Georgene Collier, fifth grade science teacher
How has it changed the way you teach science?
This program has changed the way I teach in so many ways. When I first started teaching science, I was pleased if the students did the experiment the way I told them to. But that was boring to me — and boring to the kids. The program has given me confidence and expanded my thinking about science and about how I wanted to present science in the classroom. And it has made a world of difference in my interests, in the kids’ interest and how they perform (on tests).
How are the students benefiting from your participation in the cohort?
I have noticed that my students are benefiting from my participation in the program. Before we do an experiment, we talk about, ‘Can we make a mistake?’ ‘Can it be wrong?’ ‘Can we do it again?’ ‘Can we revise what we think is going to happen?’ They’re totally relaxed and not looking to me for cues to say, ‘Yes you did it right.’ They’re collaborating with each other. They think they’re actually scientists – and they are! They want to think through the process, and when they understand, they can take a concept and expand it further.
Students are preparing for middle school with a good basic knowledge, which they can expand upon. Hopefully, when they enter high school they are still intrigued with the process they learned and will find a place in science for themselves. That makes my heart happy!
How does that apply to the actual testing?
During the actual testing, students have a good understanding of what is occurring. Therefore, at test time, they can look at the question and think to themselves, ‘Okay, we did this. How can I connect that to this question?’ That makes all the difference in the world in their understanding. It’s a total connection to the entire process.
What’s the best thing about going through the program with other teachers in your district?
The best thing about going through the program with colleague is the collaboration. Teachers like to talk and when we talk, we share ideas. Whether you’re a kindergarten teacher or a 12th grade physics teacher, we discuss education. We collaborate, we find common ground. It’s a wonderful thing, this collaboration, this getting-together of science people to talk. It’s priceless.

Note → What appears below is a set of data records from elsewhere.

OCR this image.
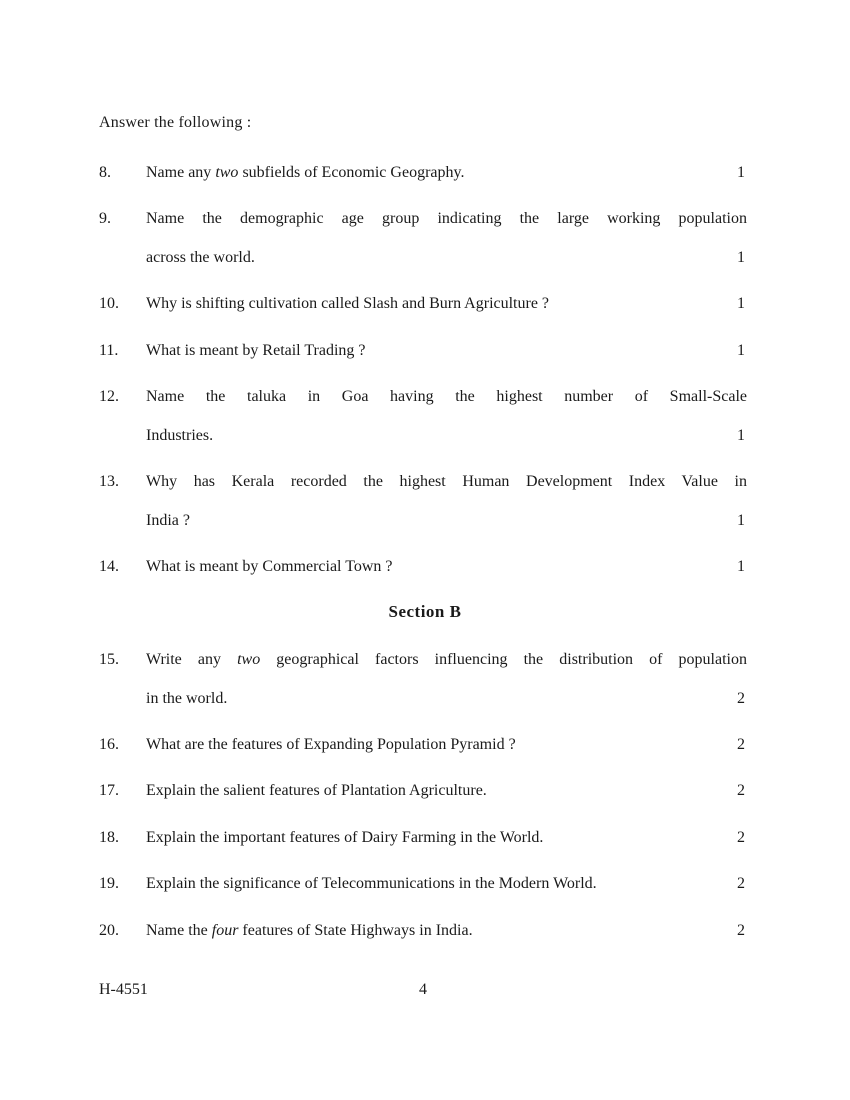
Answer the following :
8.	Name any two subfields of Economic Geography.	1
9.	Name the demographic age group indicating the large working population
across the world.	1
10.	Why is shifting cultivation called Slash and Burn Agriculture ?	1
11.	What is meant by Retail Trading ?	1
12.	Name the taluka in Goa having the highest number of Small-Scale
Industries.	1
13.	Why has Kerala recorded the highest Human Development Index Value in
India ?	1
14.	What is meant by Commercial Town ?	1
Section B
15.	Write any two geographical factors influencing the distribution of population
in the world.	2
16.	What are the features of Expanding Population Pyramid ?	2
17.	Explain the salient features of Plantation Agriculture.	2
18.	Explain the important features of Dairy Farming in the World.	2
19.	Explain the significance of Telecommunications in the Modern World.	2
20.	Name the four features of State Highways in India.	2
H-4551	4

What’s it like to teach science in the 21st century?
Teaching in the 21st century is challenging, mainly because of the technology. We are learning along with the kids, and every day something new is on the horizon. Sometimes it is challenging for me to keep up with and have that time to search, for example, when a meteor shower might be happening so I can teach the kids. Teachers and students are learning new things using technology that is ever-evolving.

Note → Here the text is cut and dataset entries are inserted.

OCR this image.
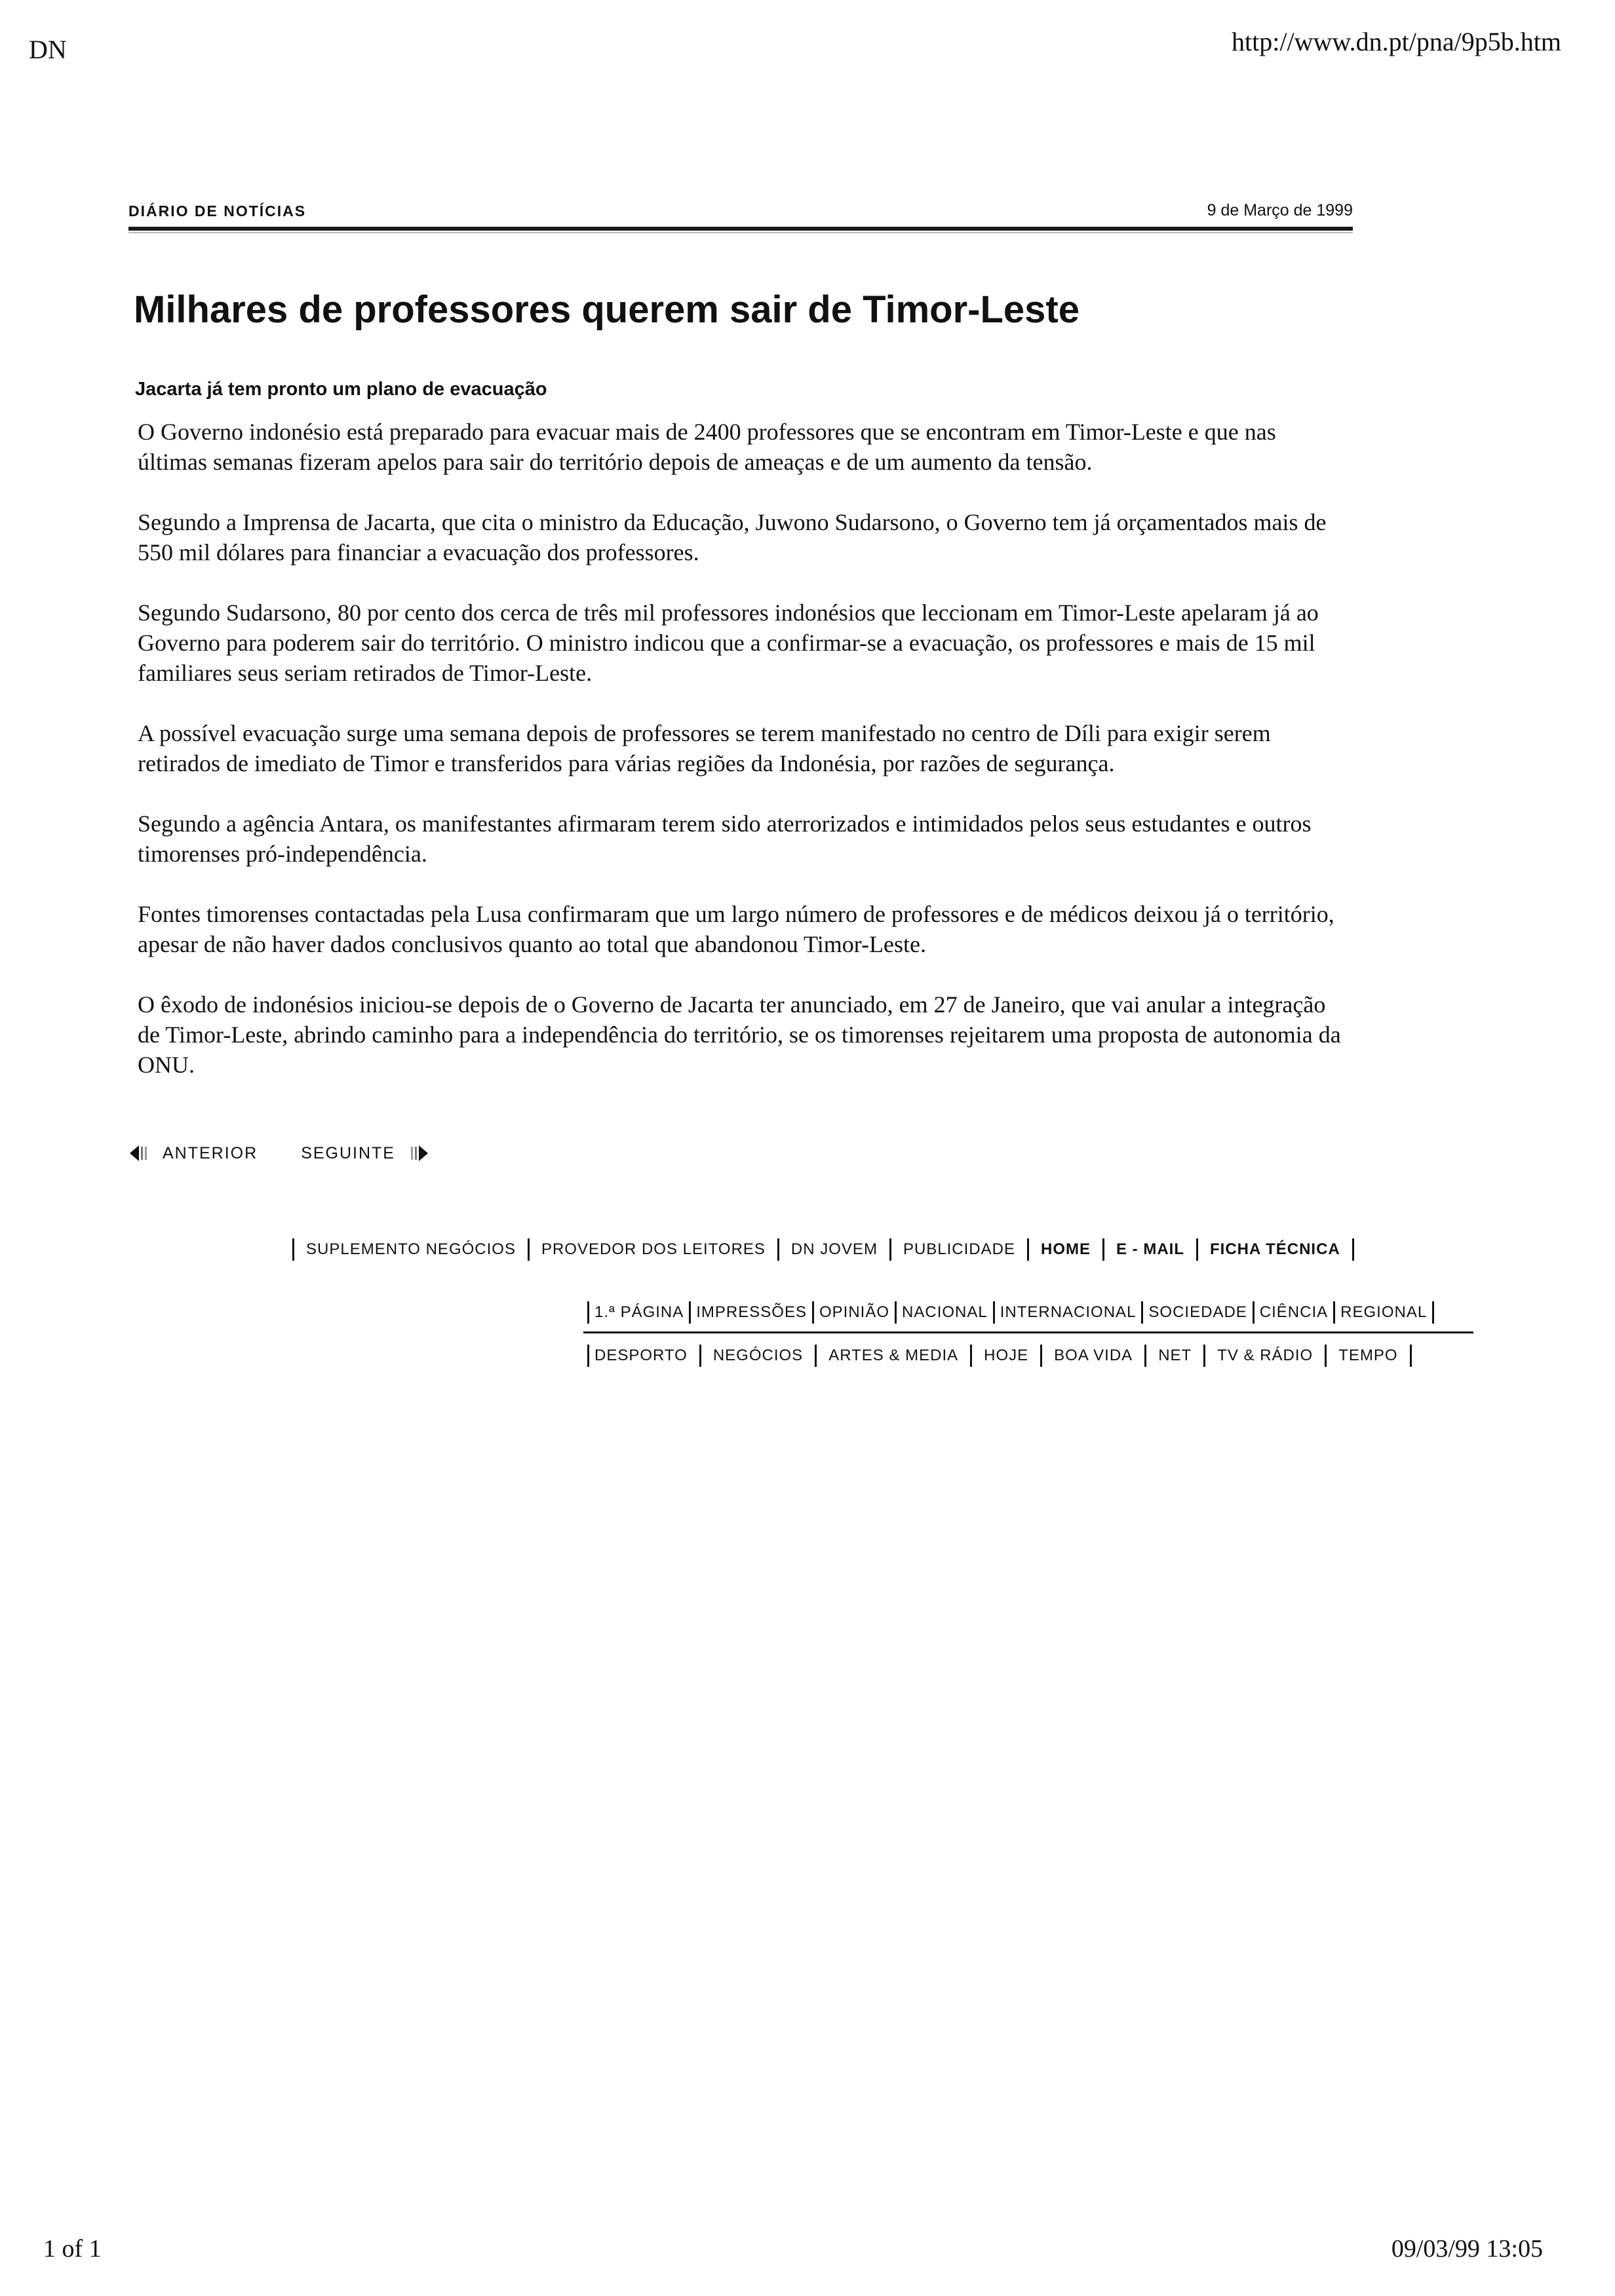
DN	http://www.dn.pt/pna/9p5b.htm
DIÁRIO DE NOTÍCIAS	9 de Março de 1999
Milhares de professores querem sair de Timor-Leste
Jacarta já tem pronto um plano de evacuação

O Governo indonésio está preparado para evacuar mais de 2400 professores que se encontram em Timor-Leste e que nas últimas semanas fizeram apelos para sair do território depois de ameaças e de um aumento da tensão.

Segundo a Imprensa de Jacarta, que cita o ministro da Educação, Juwono Sudarsono, o Governo tem já orçamentados mais de 550 mil dólares para financiar a evacuação dos professores.

Segundo Sudarsono, 80 por cento dos cerca de três mil professores indonésios que leccionam em Timor-Leste apelaram já ao Governo para poderem sair do território. O ministro indicou que a confirmar-se a evacuação, os professores e mais de 15 mil familiares seus seriam retirados de Timor-Leste.

A possível evacuação surge uma semana depois de professores se terem manifestado no centro de Díli para exigir serem retirados de imediato de Timor e transferidos para várias regiões da Indonésia, por razões de segurança.

Segundo a agência Antara, os manifestantes afirmaram terem sido aterrorizados e intimidados pelos seus estudantes e outros timorenses pró-independência.

Fontes timorenses contactadas pela Lusa confirmaram que um largo número de professores e de médicos deixou já o território, apesar de não haver dados conclusivos quanto ao total que abandonou Timor-Leste.

O êxodo de indonésios iniciou-se depois de o Governo de Jacarta ter anunciado, em 27 de Janeiro, que vai anular a integração de Timor-Leste, abrindo caminho para a independência do território, se os timorenses rejeitarem uma proposta de autonomia da ONU.

ANTERIOR	SEGUINTE
SUPLEMENTO NEGÓCIOS PROVEDOR DOS LEITORES DN JOVEM PUBLICIDADE HOME E - MAIL FICHA TÉCNICA
1.ª PÁGINA IMPRESSÕES OPINIÃO NACIONAL INTERNACIONAL SOCIEDADE CIÊNCIA REGIONAL
DESPORTO NEGÓCIOS ARTES & MEDIA HOJE BOA VIDA NET TV & RÁDIO TEMPO
1 of 1	09/03/99 13:05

Are there other benefits to your participation in the ISP’s program?
One benefit of my participation in the ISP program is the use of trade books in my classroom. I have a beautiful array of vetted trade books that are kid-friendly, student-friendly and me-friendly. I can read to them, or they can read and further their knowledge without me. They can pick a book they are interested in on such topics as biomes or a particular animal or space. And they can sit in a quiet moment in the classroom and get lost in the book. And it’s good, vetted, scientifically approved information. So they have a good basic knowledge and they share those books. They will ask another student and ask, ‘Did you read this?’ or ‘Look at this, you’re gonna like it.’ How beautiful of an experience is that? Without the cohort, this would be a rare experience.
Has the cohort helped shape your professional development as an elementary science teacher?

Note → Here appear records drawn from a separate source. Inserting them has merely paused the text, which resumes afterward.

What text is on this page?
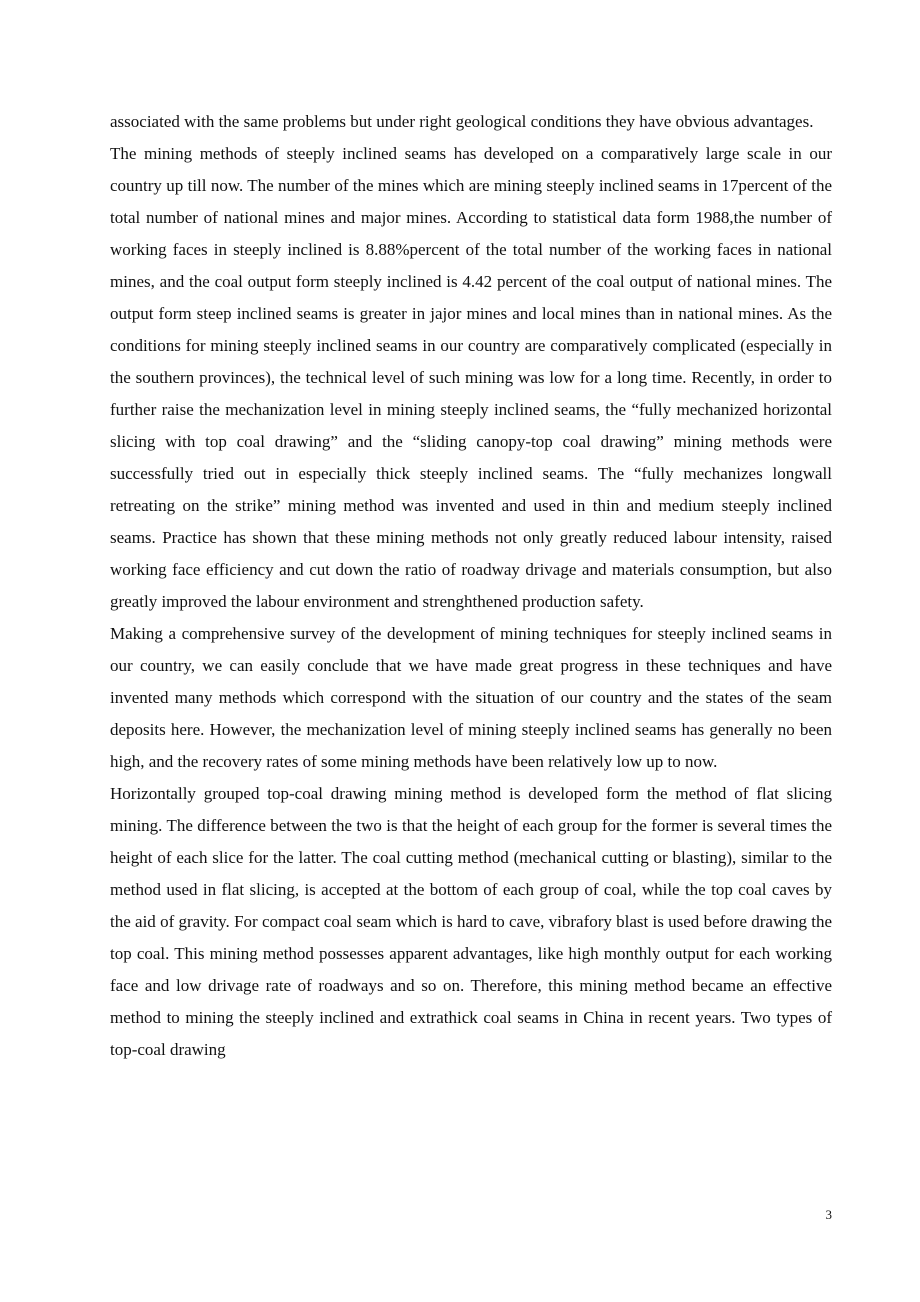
associated with the same problems but under right geological conditions they have obvious advantages.

The mining methods of steeply inclined seams has developed on a comparatively large scale in our country up till now. The number of the mines which are mining steeply inclined seams in 17percent of the total number of national mines and major mines. According to statistical data form 1988,the number of working faces in steeply inclined is 8.88%percent of the total number of the working faces in national mines, and the coal output form steeply inclined is 4.42 percent of the coal output of national mines. The output form steep inclined seams is greater in jajor mines and local mines than in national mines. As the conditions for mining steeply inclined seams in our country are comparatively complicated (especially in the southern provinces), the technical level of such mining was low for a long time. Recently, in order to further raise the mechanization level in mining steeply inclined seams, the “fully mechanized horizontal slicing with top coal drawing” and the “sliding canopy-top coal drawing” mining methods were successfully tried out in especially thick steeply inclined seams. The “fully mechanizes longwall retreating on the strike” mining method was invented and used in thin and medium steeply inclined seams. Practice has shown that these mining methods not only greatly reduced labour intensity, raised working face efficiency and cut down the ratio of roadway drivage and materials consumption, but also greatly improved the labour environment and strenghthened production safety.

Making a comprehensive survey of the development of mining techniques for steeply inclined seams in our country, we can easily conclude that we have made great progress in these techniques and have invented many methods which correspond with the situation of our country and the states of the seam deposits here. However, the mechanization level of mining steeply inclined seams has generally no been high, and the recovery rates of some mining methods have been relatively low up to now.

Horizontally grouped top-coal drawing mining method is developed form the method of flat slicing mining. The difference between the two is that the height of each group for the former is several times the height of each slice for the latter. The coal cutting method (mechanical cutting or blasting), similar to the method used in flat slicing, is accepted at the bottom of each group of coal, while the top coal caves by the aid of gravity. For compact coal seam which is hard to cave, vibrafory blast is used before drawing the top coal. This mining method possesses apparent advantages, like high monthly output for each working face and low drivage rate of roadways and so on. Therefore, this mining method became an effective method to mining the steeply inclined and extrathick coal seams in China in recent years. Two types of top-coal drawing

3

Without a doubt the cohort has helped me as a teacher. I feel sorry for teachers who cannot participate in the program. That’s why I’m in it a second time. I’m not going to quit now. I want to keep learning. I think it is so worthwhile. I can pick up the phone and email one of our ISP instructors and ask ‘What do you think? Where is my thinking on this that you see that I can be better at it?’ And they are more than willing to tell me. Being a part of the cohort is without a doubt the best thing that I have done.
Georgene Collier teaches fifth grade science at Russell Elementary in the Hazelwood School District. She has been involved in the Institute for School Partnership’s teacher education program with the district since its inception and is continuing as a teacher leader.